Multilayered Fairness and Hierarchical Resource Sharing

The scheduler supports multiple hierarchical teams and departments, allowing resources to be shared and prioritized across different levels. A fairness algorithm, dominant resource fairness (DRF), ensures that shared CPU compute and memory resources are allocated fairly based on policies, priorities, and usage. Users can then access resources not only within their team but also borrow resources from other teams or departments if they are underutilized. This adaptable resource sharing fosters a fair and efficient distribution of cluster resources while ensuring priority access for high-priority tasks.

Elastic Scheduling for Adaptive Workloads

In scenarios where workloads can dynamically adjust their resource needs, the scheduler optimally manages resource allocation. When resources are scarce, the scheduler can automatically shrink resource-intensive workloads, making space for other workloads. These workloads can then automatically expand when resources become available again, enhancing cluster efficiency. This capability prevents unnecessary workload preemptions and ensures efficient utilization of resources even as workloads dynamically expand and contract.

Unlocking the Benefits: Improved Resource Utilization and User Productivity

By adopting Run:ai’s CPU Scheduling, enterprises can unlock a range of benefits, including:

1. Enhanced Cluster Utilization: Run:ai's dynamic quotas and elastic scheduling prevent underutilization of cluster resources, ensuring every available CPU and memory unit is leveraged effectively.

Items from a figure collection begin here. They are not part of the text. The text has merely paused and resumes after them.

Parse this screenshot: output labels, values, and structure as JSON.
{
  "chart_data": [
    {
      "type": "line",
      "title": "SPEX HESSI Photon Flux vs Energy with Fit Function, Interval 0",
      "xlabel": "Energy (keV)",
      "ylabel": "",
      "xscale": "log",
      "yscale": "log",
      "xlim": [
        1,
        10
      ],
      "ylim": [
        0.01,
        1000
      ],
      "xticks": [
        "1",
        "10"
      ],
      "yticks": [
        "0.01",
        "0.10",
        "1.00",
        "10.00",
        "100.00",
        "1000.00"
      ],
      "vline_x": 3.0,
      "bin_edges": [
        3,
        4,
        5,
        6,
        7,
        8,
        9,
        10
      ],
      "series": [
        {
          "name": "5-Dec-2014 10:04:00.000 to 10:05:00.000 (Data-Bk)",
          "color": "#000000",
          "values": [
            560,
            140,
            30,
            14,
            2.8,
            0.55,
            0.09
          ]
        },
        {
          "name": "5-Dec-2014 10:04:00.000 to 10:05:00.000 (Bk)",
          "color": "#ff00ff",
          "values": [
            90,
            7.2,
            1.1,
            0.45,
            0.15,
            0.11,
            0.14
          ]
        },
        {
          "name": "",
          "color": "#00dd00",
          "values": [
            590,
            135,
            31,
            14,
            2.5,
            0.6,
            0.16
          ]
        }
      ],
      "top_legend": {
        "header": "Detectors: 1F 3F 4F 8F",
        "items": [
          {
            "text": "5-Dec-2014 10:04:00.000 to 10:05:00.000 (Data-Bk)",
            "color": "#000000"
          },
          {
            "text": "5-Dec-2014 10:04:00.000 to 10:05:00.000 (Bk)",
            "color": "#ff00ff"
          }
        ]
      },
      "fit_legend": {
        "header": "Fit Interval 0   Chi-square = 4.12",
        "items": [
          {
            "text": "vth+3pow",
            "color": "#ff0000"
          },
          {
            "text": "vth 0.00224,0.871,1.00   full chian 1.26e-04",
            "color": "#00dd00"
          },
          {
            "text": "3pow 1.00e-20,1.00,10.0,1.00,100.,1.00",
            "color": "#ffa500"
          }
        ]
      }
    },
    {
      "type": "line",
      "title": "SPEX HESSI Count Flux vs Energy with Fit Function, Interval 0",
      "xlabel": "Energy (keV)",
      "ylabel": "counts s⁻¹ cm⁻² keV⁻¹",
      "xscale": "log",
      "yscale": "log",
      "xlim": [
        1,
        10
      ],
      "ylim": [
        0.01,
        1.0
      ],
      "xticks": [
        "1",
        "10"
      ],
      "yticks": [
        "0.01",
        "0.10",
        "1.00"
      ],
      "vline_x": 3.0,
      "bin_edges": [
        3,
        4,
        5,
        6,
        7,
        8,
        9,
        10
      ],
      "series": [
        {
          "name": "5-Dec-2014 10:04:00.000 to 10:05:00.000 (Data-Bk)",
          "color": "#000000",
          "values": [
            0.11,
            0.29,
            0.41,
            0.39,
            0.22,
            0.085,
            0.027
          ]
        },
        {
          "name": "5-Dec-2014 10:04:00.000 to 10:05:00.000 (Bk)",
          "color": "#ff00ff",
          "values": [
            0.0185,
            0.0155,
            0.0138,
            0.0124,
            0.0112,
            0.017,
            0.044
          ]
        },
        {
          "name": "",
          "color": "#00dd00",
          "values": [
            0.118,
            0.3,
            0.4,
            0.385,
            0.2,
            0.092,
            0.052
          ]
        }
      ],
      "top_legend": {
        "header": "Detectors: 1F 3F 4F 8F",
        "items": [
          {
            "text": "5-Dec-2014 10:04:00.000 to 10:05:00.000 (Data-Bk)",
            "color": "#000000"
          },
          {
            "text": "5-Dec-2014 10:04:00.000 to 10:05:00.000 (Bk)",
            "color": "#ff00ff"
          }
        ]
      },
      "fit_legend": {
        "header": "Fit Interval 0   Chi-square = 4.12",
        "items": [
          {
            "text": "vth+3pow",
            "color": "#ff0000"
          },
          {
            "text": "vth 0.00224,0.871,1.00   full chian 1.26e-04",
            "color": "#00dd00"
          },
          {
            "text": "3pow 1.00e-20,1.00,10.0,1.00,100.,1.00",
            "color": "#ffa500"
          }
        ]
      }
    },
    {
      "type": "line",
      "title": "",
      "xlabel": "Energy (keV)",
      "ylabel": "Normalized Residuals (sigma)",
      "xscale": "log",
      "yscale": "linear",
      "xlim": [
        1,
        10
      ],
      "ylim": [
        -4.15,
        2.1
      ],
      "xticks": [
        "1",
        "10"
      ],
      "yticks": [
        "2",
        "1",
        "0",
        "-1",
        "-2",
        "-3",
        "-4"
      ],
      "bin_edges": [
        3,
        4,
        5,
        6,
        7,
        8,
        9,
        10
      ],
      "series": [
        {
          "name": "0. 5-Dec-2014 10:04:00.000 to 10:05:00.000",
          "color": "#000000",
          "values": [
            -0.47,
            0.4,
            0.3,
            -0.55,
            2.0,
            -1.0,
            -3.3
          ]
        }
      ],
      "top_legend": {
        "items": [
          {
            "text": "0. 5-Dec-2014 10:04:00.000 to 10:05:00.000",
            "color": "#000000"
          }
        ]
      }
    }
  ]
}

2. Higher Productivity: Users and teams experience increased productivity by accessing more resources when needed and running their workloads more efficiently without being limited by rigid quotas.

3. Reduced Dependency on IT: Allowing users to go above their quota in a self-service manner reduces users' reliance on IT administrators to manually adjust quotas and resources, freeing up IT to focus on more strategic tasks.

4. Single Software Stack: Enterprises can streamline their infrastructure by consolidating resources into a single shared environment and focusing on a single cloud-native software stack to maximize the value of their existing investments and simplify operations and management overhead.

5. Fair and Equitable Resource Allocation: Multilayered fairness ensures priority access to critical tasks while optimizing resource distribution among teams, projects, and departments.

6. Efficient Distributed Computing: Run:ai's scheduler understands the unique demands of distributed computing workloads, ensuring optimal packing strategies and efficient execution.

7. Visibility into Infrastructure Resources: With Run:ai administrators can get centralized visibility into how resources are being utilized and allocated at the user, team, department, project and job level, across clouds and on premises from a single location.

Conclusions

In a world where computational demands continue to grow, scheduling emerges as a key ingredient of efficiency and innovation, enabling organizations to harness the full potential of their CPU resources while ensuring equitable access and maximum user productivity. By addressing the limitations of static quotas, introducing dynamic quotas, ensuring fairness in resource allocation, and enabling elastic scheduling, Run:ai’s Scheduler brings to distributed computing in the enterprise more efficiency and user productivity.